How can you possibly believe? It just doesn’t make sense. An ordinary man from first-century Palestine is God’s word in the flesh, one with God from the beginning of time? One person embodies God’s love for the whole world, past, present, and future? He endures the worst death we can dream up, yet he rises from the grave to give us hope that death is not the end? None of this story conforms to the way we have come to understand reality. Human beings are subject to our own limited capacity, and mostly self-interested. We reveal only our own character, not God’s. And, we certainly don’t rise from the dead. Jesus is a cultural relic – isn’t he? – a legend we cling to out of fear, or habit, or delusion. How can we possibly believe otherwise?

The crowds that flock to Jesus in our Gospel from John today are intrigued by something, but they too are unsure of him. “Rabbi, when did you come here?” “What must we do to perform the works of God?” “What sign are you going to give us then, so that we may see it and believe you?” They pepper him with questions, hoping to draw out his sense of purpose and his relationship to God. Give us some certainty, something we can rely on, the people demand. Otherwise, how can we possibly believe?

And, Jesus affirms that belief is essential to the good life, the life that God intends for us: “For God so loved the world that God gave the only Son, so that everyone who believes in him may not perish but may have eternal life.” What’s more, belief is central to our purpose as people of God: “This is the work of God, that you believe in him whom God has sent.” No matter how God relates to the world – creating and sustaining us, holding us accountable, forgiving us, renewing us – we relate to God through belief.

But, what does it mean to believe? In the modern sense of the word, belief is a function of the mind. To believe means to affirm the truth of a proposition. In other words, “I believe in Jesus” has come to mean “I acknowledge that Jesus is in reality the crucified and risen Son of God,” or “I am convinced that the information about him is factual.” But, belief involves much more than intellectual assent to an idea; it’s as much a matter of the heart as it is of the mind.

In Latin, the word for “believe” is credo, the origin of the word “creed.” Credo means “I set my heart upon,” or “I give my loyalty to.” In medieval English, credo was translated as “believe,” similar to the German belieben, meaning “to prize, treasure, or hold dear,” the root of which is Liebe, or “love.” In its most basic sense, then, belief is relational. It’s not so much an assertion of correct knowledge as it is a profession of trust and faithfulness, like a marriage vow.[1] So, “I believe in Jesus” means “I treasure Jesus,” “I devote myself to him,” “I pledge him my loyalty.”

This definition breathes new life into the last verse of our Gospel today: “Jesus said to them, ‘I am the bread of life. Whoever comes to me will never be hungry, and whoever believes in me will never be thirsty.’” To believe means to embrace, to trust, to hold tight to Jesus as the incarnation of God’s love in the world. Or, in keeping with his famous bread metaphor, it means to crave God’s word of hope, to feast on God’s gifts of grace, and to be strengthened by the bread of life for loving service to others. Jesus is not an idea to accept or reject; he is daily bread to eat, manna from heaven, the food that never perishes. To believe in him is to sit down and eat.

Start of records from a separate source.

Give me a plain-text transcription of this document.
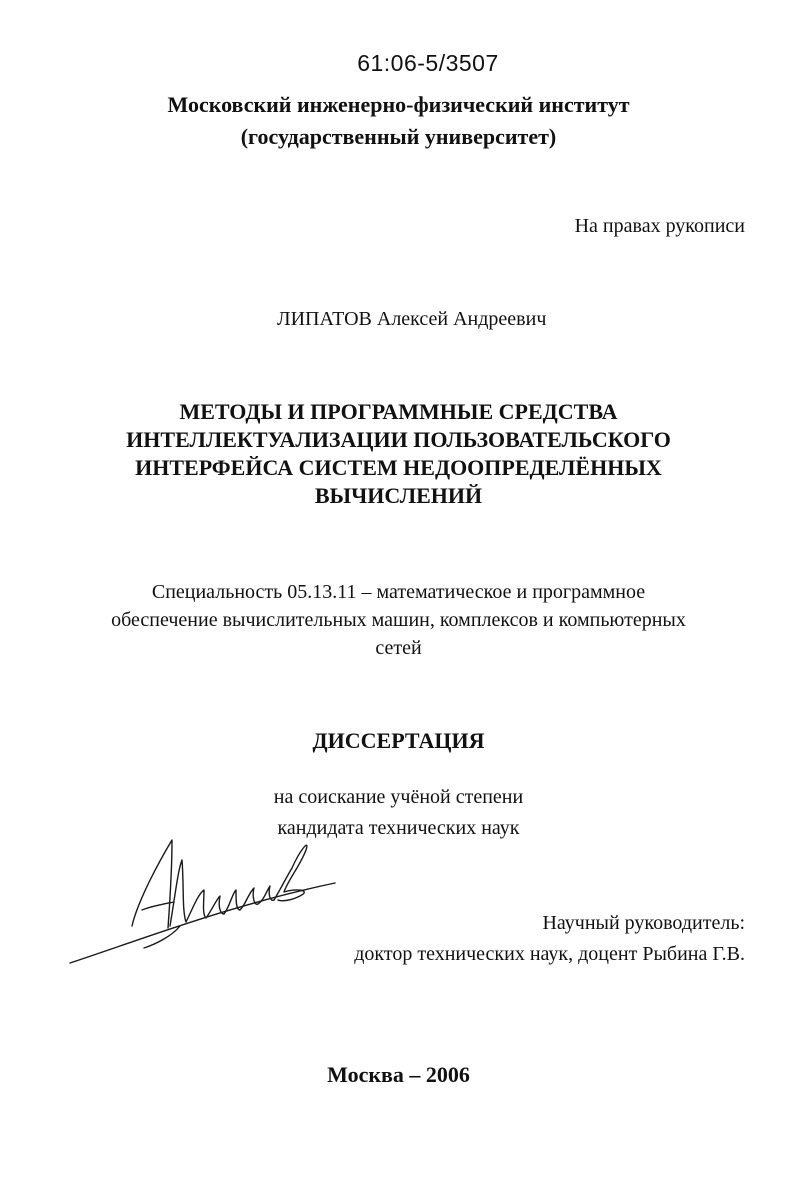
61:06-5/3507
Московский инженерно-физический институт
(государственный университет)
На правах рукописи
ЛИПАТОВ Алексей Андреевич
МЕТОДЫ И ПРОГРАММНЫЕ СРЕДСТВА
ИНТЕЛЛЕКТУАЛИЗАЦИИ ПОЛЬЗОВАТЕЛЬСКОГО
ИНТЕРФЕЙСА СИСТЕМ НЕДООПРЕДЕЛЁННЫХ
ВЫЧИСЛЕНИЙ
Специальность 05.13.11 – математическое и программное
обеспечение вычислительных машин, комплексов и компьютерных
сетей
ДИССЕРТАЦИЯ
на соискание учёной степени
кандидата технических наук
Научный руководитель:
доктор технических наук, доцент Рыбина Г.В.
Москва – 2006
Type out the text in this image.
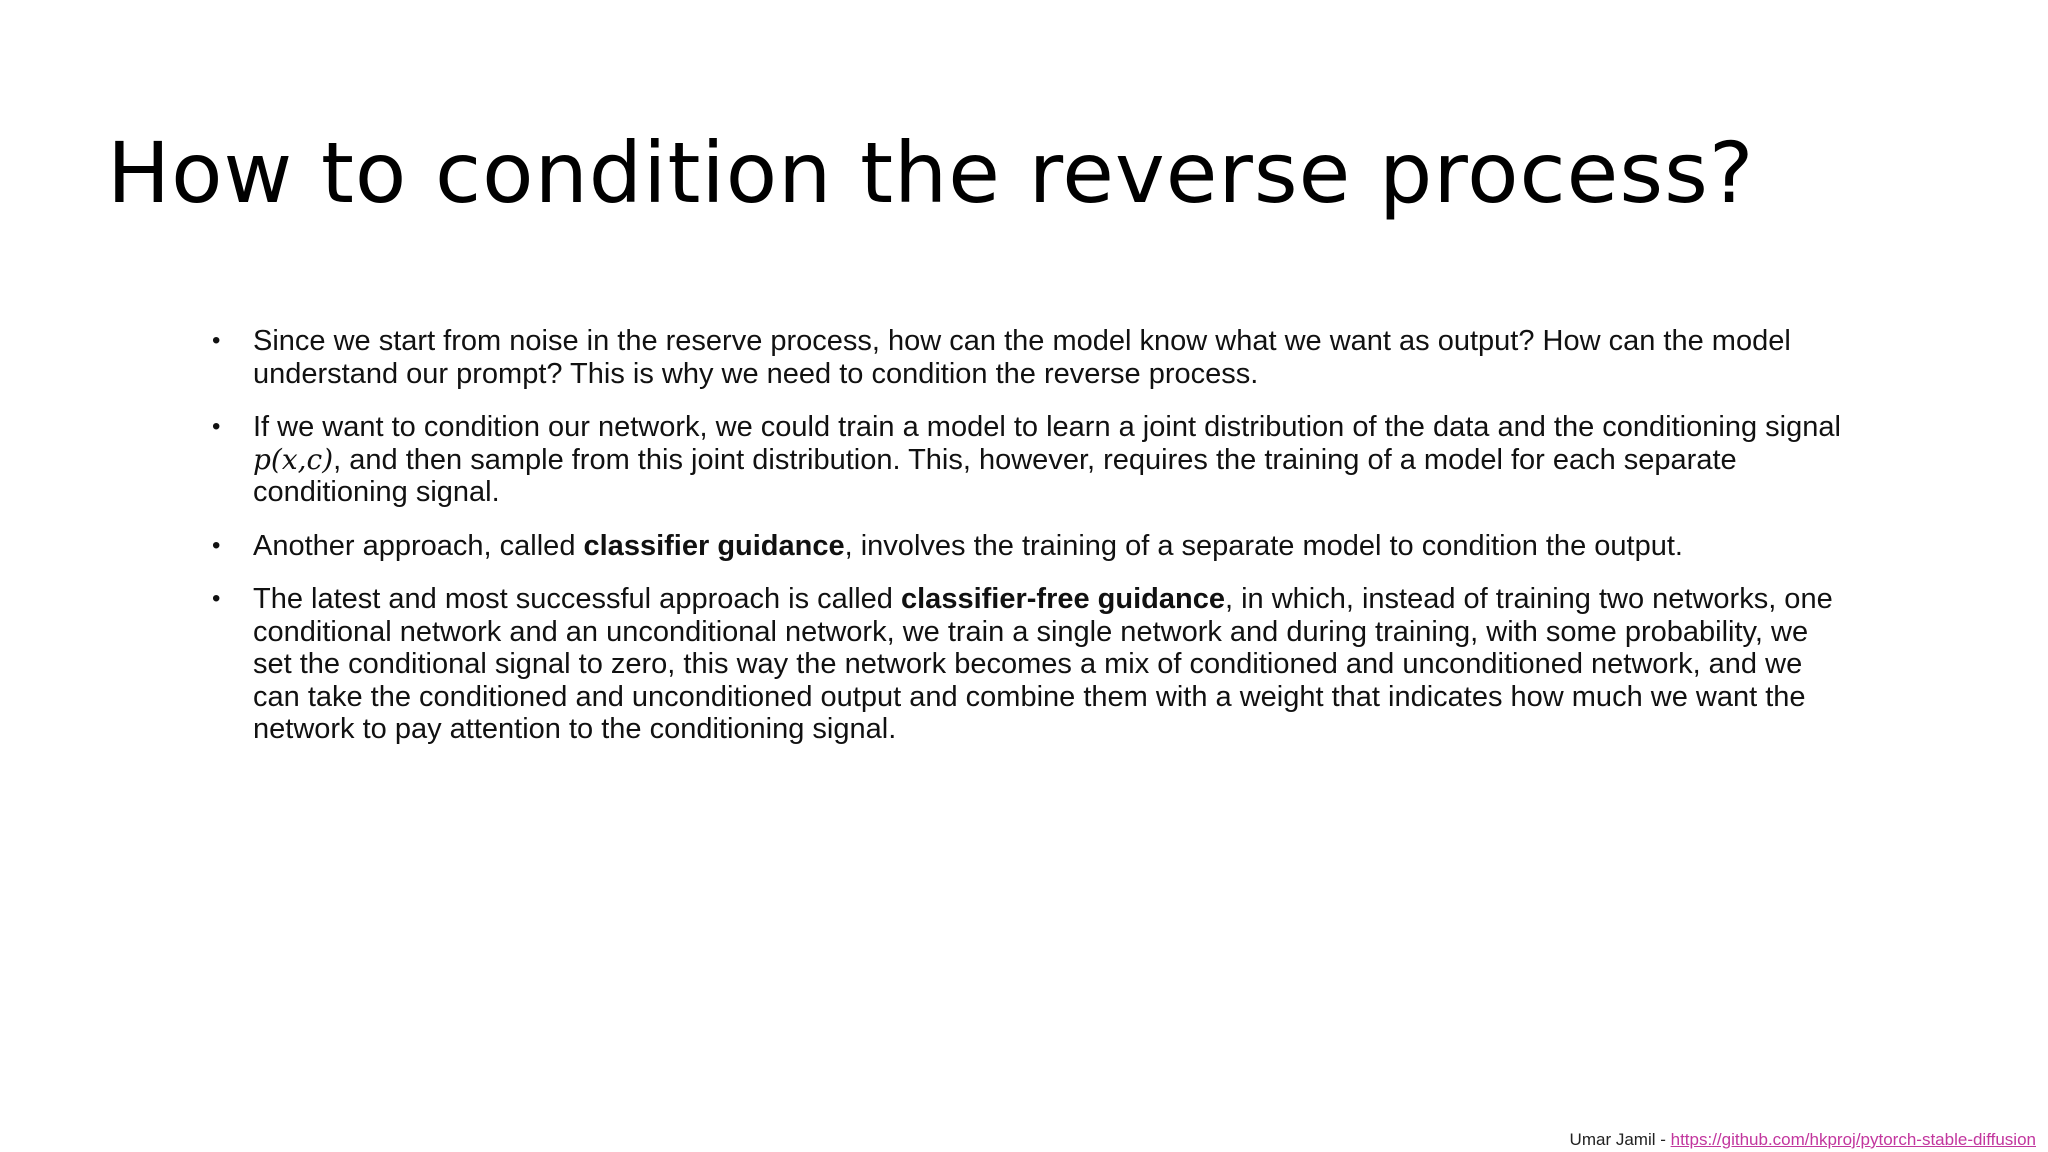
How to condition the reverse process?
• Since we start from noise in the reserve process, how can the model know what we want as output? How can the model understand our prompt? This is why we need to condition the reverse process.
• If we want to condition our network, we could train a model to learn a joint distribution of the data and the conditioning signal p(x,c), and then sample from this joint distribution. This, however, requires the training of a model for each separate conditioning signal.
• Another approach, called classifier guidance, involves the training of a separate model to condition the output.
• The latest and most successful approach is called classifier-free guidance, in which, instead of training two networks, one conditional network and an unconditional network, we train a single network and during training, with some probability, we set the conditional signal to zero, this way the network becomes a mix of conditioned and unconditioned network, and we can take the conditioned and unconditioned output and combine them with a weight that indicates how much we want the network to pay attention to the conditioning signal.
Umar Jamil - https://github.com/hkproj/pytorch-stable-diffusion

Of course, we often neglect to show up for the meal God sets out for us; we fall short of fulfilling our end of the covenant God establishes with us. Our lives are often marked by unbelief, like the first disciples who followed Jesus but struggled to truly know him. Nevertheless, Jesus offers himself to us as bread, his very life, broken and shared far and wide. And Sunday after Sunday, we recognize him again in the breaking of the bread,[2] in real food meant to sustain real lives, lives broken by our own unbelief and the unbelief of the world. And, although we may not fully grasp him – although we have more questions than answers – we don’t need to be able to wrap our heads around Jesus in order to receive him. We just come to the table and reach out our hands. And if truth be told, to borrow the words of French reformer, Jean Calvin, I’d “rather experience [communion with Christ] than to understand it.”[3]

Dear church, to believe in Jesus, the one whom God has sent, is to experience him. It is to meet him in sacred story, to be fed by him at a weekly meal, to catch a glimpse of him in the faces of friends and strangers, and finally, to become bread for the world God loves. So, come to the table, all you who hunger for the bread of life, come, taste and see that the Lord is good![4]

[1] Diana Butler Bass, Christianity After Religion, 117.

[2] Luke 24:35.

[3] As cited by William H. Willimon, in Feasting on the Word, Year B, Vol. 3, 313.

[4] Psalm 34:5.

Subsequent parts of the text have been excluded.